Survey shows Covid-19's devastating impact on children's education


From violence at home during school closures, to no contact with teachers, and having difficulty accessing health services – these are just some of the hardships children from poorer backgrounds have endured since the Covid-19 outbreak in South Africa in March.

These were some of the findings revealed in a global survey released by non-profit organisation Save the Children on Thursday.

The survey, entitled Protect A Generation, found the pandemic has had a devastating impact on the education of children, especially those from poorer backgrounds – widening the gap between rich and poor.

Research was conducted in 46 countries and resulted in the largest and most comprehensive survey of children and families during the pandemic to date, with 31,683 parents and caregivers and 13,477 children aged 11-17 years old participating.

During the first six months of the pandemic, the most vulnerable children have had limited or no access to education, healthcare, food, and have suffered the greatest protection risks.

The survey found that 93% of households that lost income due to Covid-19 had reported difficulties accessing healthcare facilities.

The reported rate of violence at homes during school closures was 17%, compared to 8% when children attended school, the organisation said in a statement.

It added that the survey also revealed that 63% of girls were more often tasked with chores compared to 43% of boys.

The NPO said the survey was started six months ago and about 25,000 children, as well as their caregivers, shared their experiences, fears, and hopes during the pandemic.

The results presented in the report focus on quantitative data from the organisation's representative sample of 17 565 parents/caregivers and 8 069 children from 37 countries in its programme participants' group.

According to the poll, more than three in four households reported income loss since the beginning of the pandemic. Poorer households were also more likely to suffer income losses at 82%, than those not classified as poor at 70%.

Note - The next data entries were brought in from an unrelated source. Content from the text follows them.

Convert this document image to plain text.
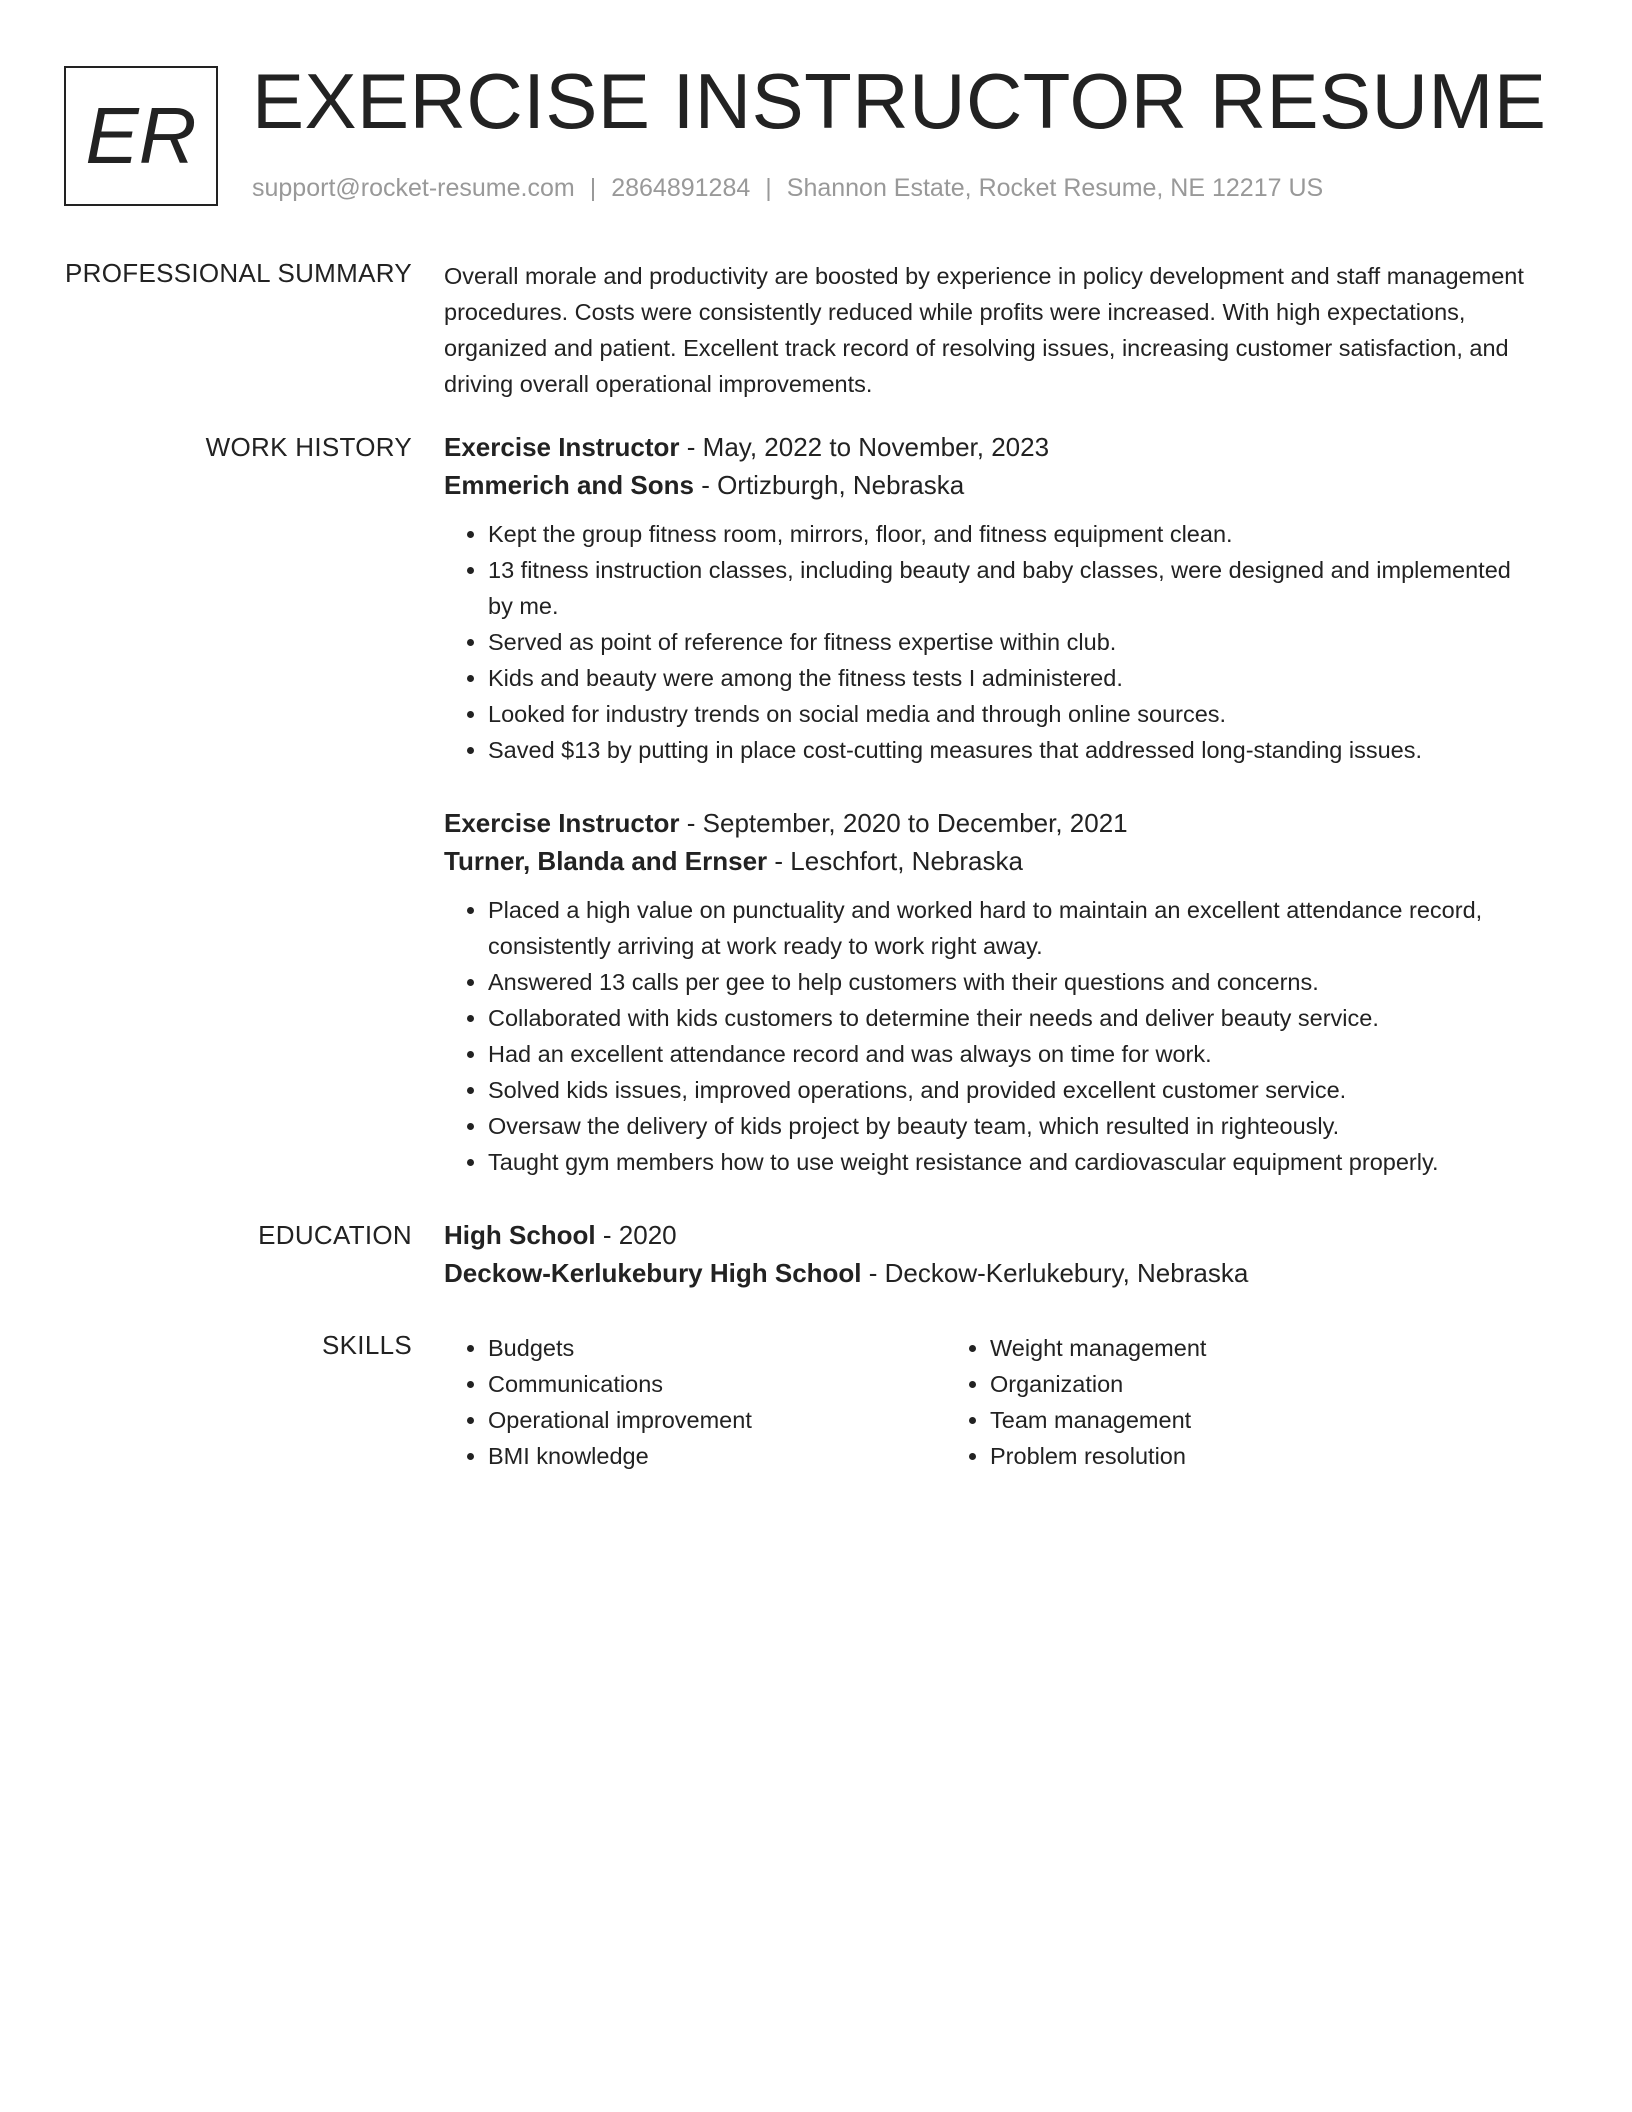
ER EXERCISE INSTRUCTOR RESUME
support@rocket-resume.com | 2864891284 | Shannon Estate, Rocket Resume, NE 12217 US
PROFESSIONAL SUMMARY Overall morale and productivity are boosted by experience in policy development and staff management procedures. Costs were consistently reduced while profits were increased. With high expectations, organized and patient. Excellent track record of resolving issues, increasing customer satisfaction, and driving overall operational improvements.

WORK HISTORY Exercise Instructor - May, 2022 to November, 2023
Emmerich and Sons - Ortizburgh, Nebraska
• Kept the group fitness room, mirrors, floor, and fitness equipment clean.
• 13 fitness instruction classes, including beauty and baby classes, were designed and implemented by me.
• Served as point of reference for fitness expertise within club.
• Kids and beauty were among the fitness tests I administered.
• Looked for industry trends on social media and through online sources.
• Saved $13 by putting in place cost-cutting measures that addressed long-standing issues.
Exercise Instructor - September, 2020 to December, 2021
Turner, Blanda and Ernser - Leschfort, Nebraska
• Placed a high value on punctuality and worked hard to maintain an excellent attendance record, consistently arriving at work ready to work right away.
• Answered 13 calls per gee to help customers with their questions and concerns.
• Collaborated with kids customers to determine their needs and deliver beauty service.
• Had an excellent attendance record and was always on time for work.
• Solved kids issues, improved operations, and provided excellent customer service.
• Oversaw the delivery of kids project by beauty team, which resulted in righteously.
• Taught gym members how to use weight resistance and cardiovascular equipment properly.
EDUCATION High School - 2020
Deckow-Kerlukebury High School - Deckow-Kerlukebury, Nebraska
SKILLS
•	Budgets
• Communications
• Operational improvement
• BMI knowledge
• Weight management
• Organization
• Team management
• Problem resolution
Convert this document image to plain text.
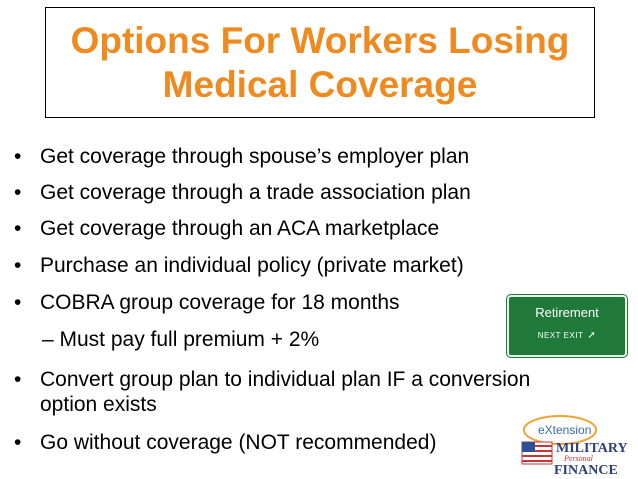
Options For Workers Losing
Medical Coverage
• Get coverage through spouse’s employer plan
• Get coverage through a trade association plan
• Get coverage through an ACA marketplace
• Purchase an individual policy (private market)
• COBRA group coverage for 18 months
– Must pay full premium + 2%
• Convert group plan to individual plan IF a conversion
option exists
• Go without coverage (NOT recommended)
Retirement
NEXT EXIT ➚
eXtension
MILITARY
Personal
FINANCE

Around 70% of respondents who suffered economic losses reported they had not received government support.

The survey also found that almost 32% of households had a child, parent, or a caregiver who said they had experienced physical or emotional violence in their home since the start of the pandemic.

Internet access

"19% of households in which violence was reported to have taken place by children had lost all or most of their household income due to Covid-19 compared to 5% when there had been no loss of income. Violence in the household reported by children was double the rate when schools were closed (17%) compared with when schools were open, and the child was attending in person (8%).

"Responses to the survey also suggested that girls were being negatively affected by gender roles in the home. Almost two-thirds of girls (63%) reported an increase in household chores and more than half (52%) reported an increase in time spent caring for siblings and others since the pandemic began. Girls reported that this stopped them from being able to study, at twice the rate of boys," the survey's executive summary reads.

Less than 1% of children from poorer backgrounds who were interviewed had access to the internet for distance learning. For those households that classified themselves "non-poor", 19% had access to the internet.

"Around 37% of poorer families reported difficulties paying for learning materials, compared to 26% of families who classified themselves as non-poor.

"Two-thirds of the children said they had no contact with teachers at all during lockdown, increasing to eight in 10 in East and Southern Africa."

Save the Children has urged governments to make sure children who were not attending school have access to quality distance learning materials, and catch up classes offered to assist them.

The organisation added that governments need to build social safety nets and strong health and nutrition systems, especially for the vulnerable and marginalised households – to prevent any shock from future pandemics.